More recently, Bethe has realized the EarthStar is a reflection of the sky.

"...One night, as I sat (again) looking at a blank computer screen, I looked up at my celestial globe, and began thinking about Plato. If it [the world grid] really were a universal model of all creation, there should be fifteen hoops in the sky. I found that I could use the Earth’s path around the sun (the ecliptic) as the equator of the heavens, and a fifteen-hoop structure could be anchored to important places named in the world’s sky mythologies... the star Sirius, the Crab Nebula at the tip of Orion’s club, the Bear. Most amazing was that the ring of the Milky Way (as we see it in the sky) was exactly coincident with one of the hoops." [From Plato to Pluto].

Barbara Hero - Her article, "International Harmony Based upon a Music of Planetary Grid Systems," first published in the United States Psychotronics Association 1985 annual Conference Proceedings, and was reprinted in Anti-Gravity. Correlates the earth grid system with specific musical notes, thus enabling one to find harmonic relationships related to distances between cities and countries.

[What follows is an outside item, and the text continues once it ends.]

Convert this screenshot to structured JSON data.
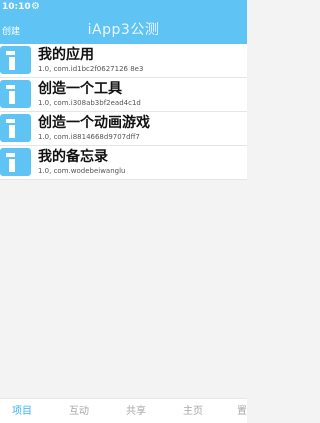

A chart of miles and corresponding musical notes is included so that one can determine the musically harmonic intervals.
 

David D. Zink - Ancient Stones Speak: A Journey to the World’s Most Mysterious Megalithic Sites (Dutton 1979) "Until the present work, however, no one has pointed out the surprising number of megalithic structures located at or near these intersections."

David Childress edited Anti-Gravity and the World Grid, which brought together articles by Cathie, Hagens, Hero, Leviton and Zink; and distributes the EarthStar globe and other titles of interest.
 

José Arguelles assigned the twenty Mayan day glyphs to the Earth in his Dreamspell game.
 

Krsanna Duran writing in Perceptions presents a system of mapping the earth using the 20 Mayan glyphs; her system differs from Jose’s system. She divides the twenty points into five inter-penetrating tetrahedra.

Dorothy Leon - Able to see the energy lines, her map of western North America "The Wheel with Nineteen Spokes" she first released in Triangle from Mountains under the name Katrina (now out of print). [She sums up Triangle in Thirteen Steps of Ascension.] Her map corresponds closely with world grid points 8 and 19. It was redesigned slightly and published in 1995 by Aumear True under the name, "EarthStar North America".

Peter Champoux inspirator for ArkHom, a geometric map of the eastern United States, which nests within the earth grid. Peter is actively seeking to install monuments at key sites.
 

Aumear True publisher of the EarthStar globe and EarthStar North America. Aumear realized that Dorothy’s Wheel with Nineteen Spokes plus the Grand Tetons at the center, equals 20, and he correlated the 20 Mayan day glyphs to the Wheel.
 

Paul Devereux one of the greatest contributors to the science of geomancy, just retiring from 20 years editing The Ley Hunter journal. "Let my last editorial statement on our subject area be to point out that geomancy is in fact moving into a more modern, westernized area of concern (the only way our culture will absorb the geomantic lessons that have to be learned) that we could best describe as "cognitive".

 

It brings earth mysteries into the arena of consciousness studies (I know this is a difficult transition for many people). [The Ley Hunter #124, Winter 1995/ 96 page 1]. (Paul is not directly tied to the world grid theory, but still merits mention here).